Il sacrificio di Teddy

La trsitissima, e allo stesso tempo ammirevole, vicenda è accaduta in Gran Bretagna dove i media locali hanno voluto dare ampio risalto all'avventura del piccolo Teddy, il più piccolo donatore di organi di sempre, che prima di smettere di respirare ha contribuito a salvare una vita donando i suoi piccolissimi reni.

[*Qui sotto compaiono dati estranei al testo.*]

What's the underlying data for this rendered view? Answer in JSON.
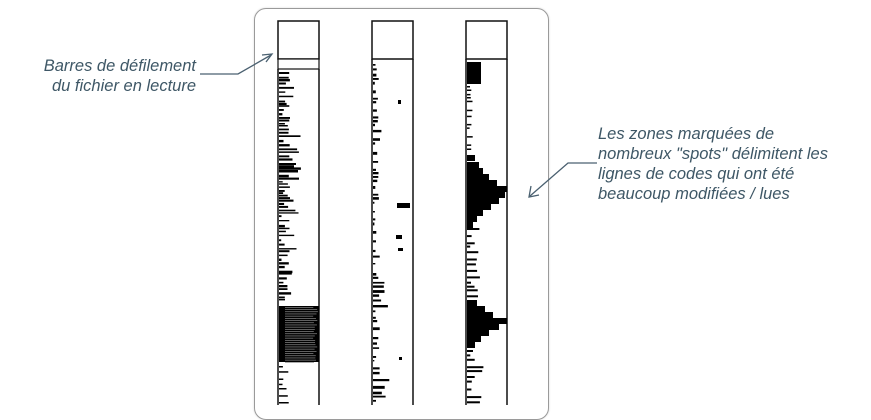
{
  "annotations": {
    "left": {
      "lines": [
        "Barres de défilement",
        "du fichier en lecture"
      ]
    },
    "right": {
      "lines": [
        "Les zones marquées de",
        "nombreux \"spots\" délimitent les",
        "lignes de codes qui ont été",
        "beaucoup modifiées / lues"
      ]
    }
  },
  "colors": {
    "label_text": "#3e5766",
    "arrow": "#4a6070",
    "bar_border": "#111111",
    "spot": "#000000"
  }
}
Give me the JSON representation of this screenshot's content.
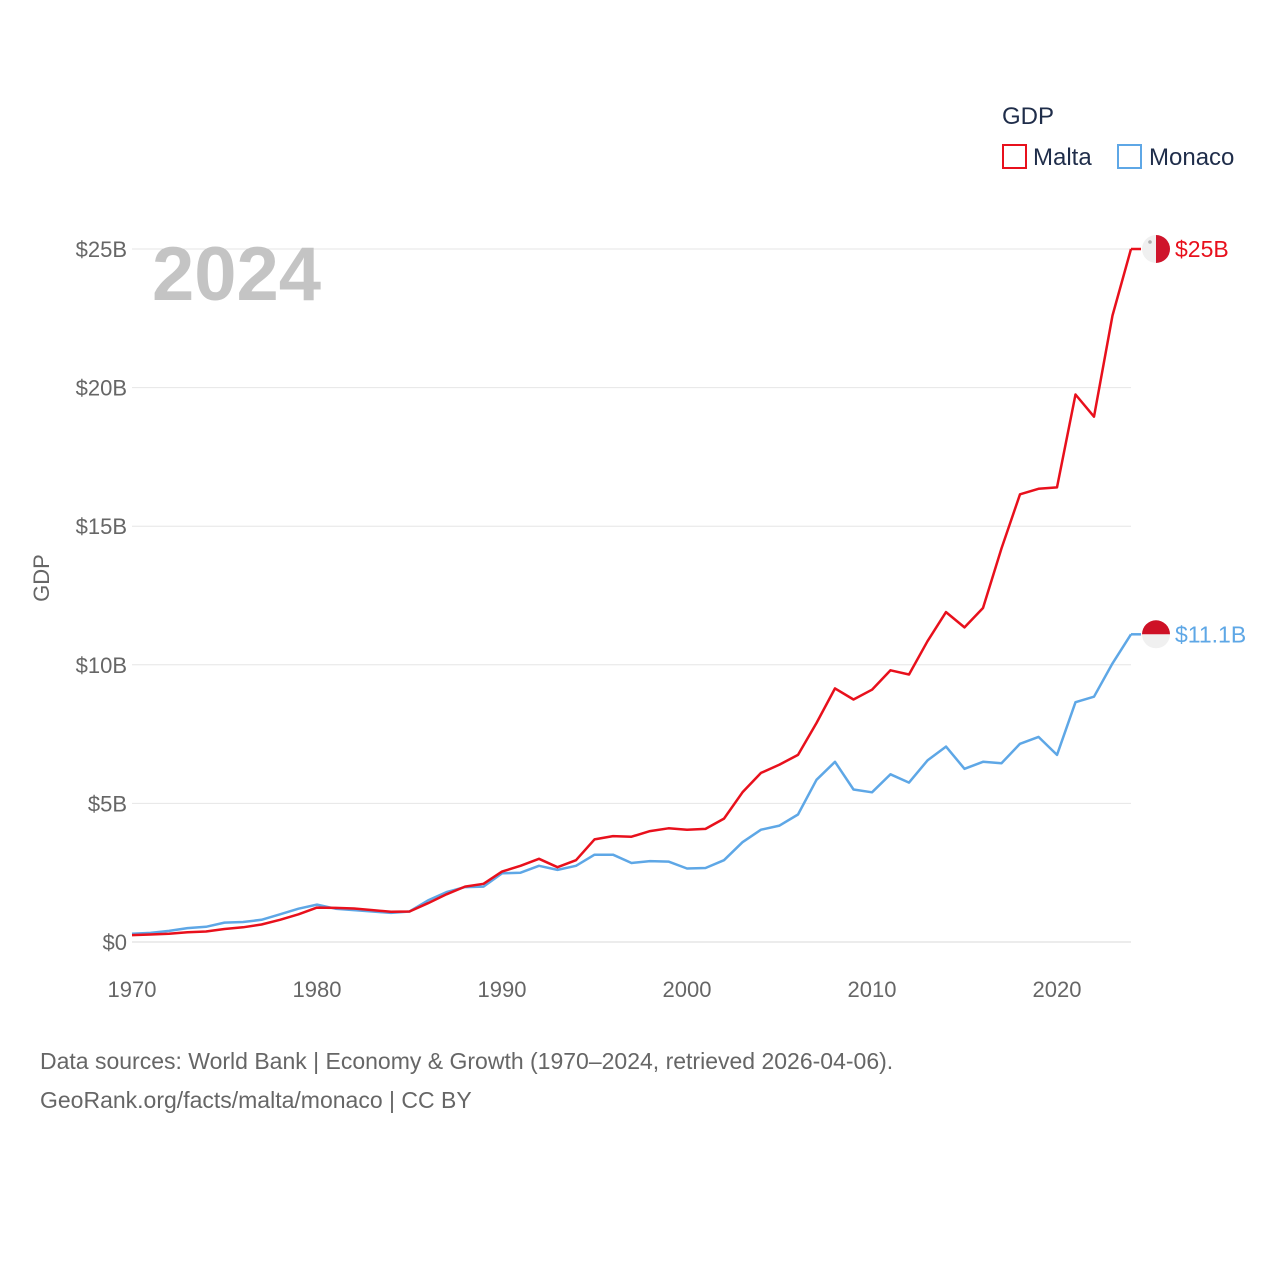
{
  "chart_data": {
    "type": "line",
    "title": "",
    "year_label": "2024",
    "ylabel": "GDP",
    "xlabel": "",
    "xlim": [
      1970,
      2024
    ],
    "ylim": [
      0,
      25
    ],
    "y_ticks": [
      0,
      5,
      10,
      15,
      20,
      25
    ],
    "y_tick_labels": [
      "$0",
      "$5B",
      "$10B",
      "$15B",
      "$20B",
      "$25B"
    ],
    "x_ticks": [
      1970,
      1980,
      1990,
      2000,
      2010,
      2020
    ],
    "x_tick_labels": [
      "1970",
      "1980",
      "1990",
      "2000",
      "2010",
      "2020"
    ],
    "legend": {
      "title": "GDP",
      "position": "top-right"
    },
    "x": [
      1970,
      1971,
      1972,
      1973,
      1974,
      1975,
      1976,
      1977,
      1978,
      1979,
      1980,
      1981,
      1982,
      1983,
      1984,
      1985,
      1986,
      1987,
      1988,
      1989,
      1990,
      1991,
      1992,
      1993,
      1994,
      1995,
      1996,
      1997,
      1998,
      1999,
      2000,
      2001,
      2002,
      2003,
      2004,
      2005,
      2006,
      2007,
      2008,
      2009,
      2010,
      2011,
      2012,
      2013,
      2014,
      2015,
      2016,
      2017,
      2018,
      2019,
      2020,
      2021,
      2022,
      2023,
      2024
    ],
    "series": [
      {
        "name": "Malta",
        "color": "#e8101c",
        "end_label": "$25B",
        "flag": "malta-flag",
        "values": [
          0.25,
          0.27,
          0.3,
          0.35,
          0.38,
          0.47,
          0.53,
          0.63,
          0.8,
          1.0,
          1.24,
          1.23,
          1.21,
          1.15,
          1.09,
          1.1,
          1.4,
          1.72,
          2.0,
          2.1,
          2.54,
          2.75,
          3.0,
          2.7,
          2.95,
          3.7,
          3.82,
          3.8,
          4.0,
          4.1,
          4.05,
          4.08,
          4.45,
          5.4,
          6.1,
          6.4,
          6.75,
          7.9,
          9.15,
          8.75,
          9.1,
          9.8,
          9.65,
          10.85,
          11.9,
          11.35,
          12.05,
          14.2,
          16.15,
          16.35,
          16.4,
          19.75,
          18.95,
          22.6,
          25.0
        ]
      },
      {
        "name": "Monaco",
        "color": "#5ea7e6",
        "end_label": "$11.1B",
        "flag": "monaco-flag",
        "values": [
          0.3,
          0.33,
          0.4,
          0.5,
          0.55,
          0.7,
          0.72,
          0.8,
          1.0,
          1.2,
          1.35,
          1.2,
          1.15,
          1.1,
          1.05,
          1.1,
          1.5,
          1.8,
          1.98,
          2.0,
          2.48,
          2.5,
          2.75,
          2.6,
          2.75,
          3.15,
          3.15,
          2.85,
          2.92,
          2.9,
          2.65,
          2.67,
          2.95,
          3.6,
          4.05,
          4.2,
          4.6,
          5.85,
          6.5,
          5.5,
          5.4,
          6.05,
          5.75,
          6.55,
          7.05,
          6.25,
          6.5,
          6.45,
          7.15,
          7.4,
          6.75,
          8.65,
          8.85,
          10.05,
          11.1
        ]
      }
    ]
  },
  "source": {
    "line1": "Data sources: World Bank | Economy & Growth (1970–2024, retrieved 2026-04-06).",
    "line2": "GeoRank.org/facts/malta/monaco | CC BY"
  }
}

L'espianto è avvenuto a Cardiff, nel Galles, mentre il trapianto è avvenuto a Leeds, in Inghilterra, dove i suoi appena nati reni sono serviti a ridare speranza ad un paziente adulto

Ha vissuto ed è morto come un eroe, è impossibile spigare quanto siamo fieri di lui,

ha raccontato al Daily Mirror Mike Houlston, il padre del piccolo, che insieme alla moglie ha preferito dare un senso a quella che si apprestava ad assere la più grande tragedia della loro vita. 

La malformazione

Sì perchè alla madre, che era in attesa di due gemelli, in gravidanza era stato comunicato che solo uno dei due piccoli sarebbe sopravvissuto, poché l'altro, ovvero Teddy, era quasi certamente condannato da una grave malformazione cerebrale, un'anencefalia. Una diagnosi che purtroppo ha trovato conferma al momento della nascita e che, nonostante il dolore, ha spinto i due neo-genitori a donare i reni di Teddy, grande eroe e più piccolo donatore di organi di sempre.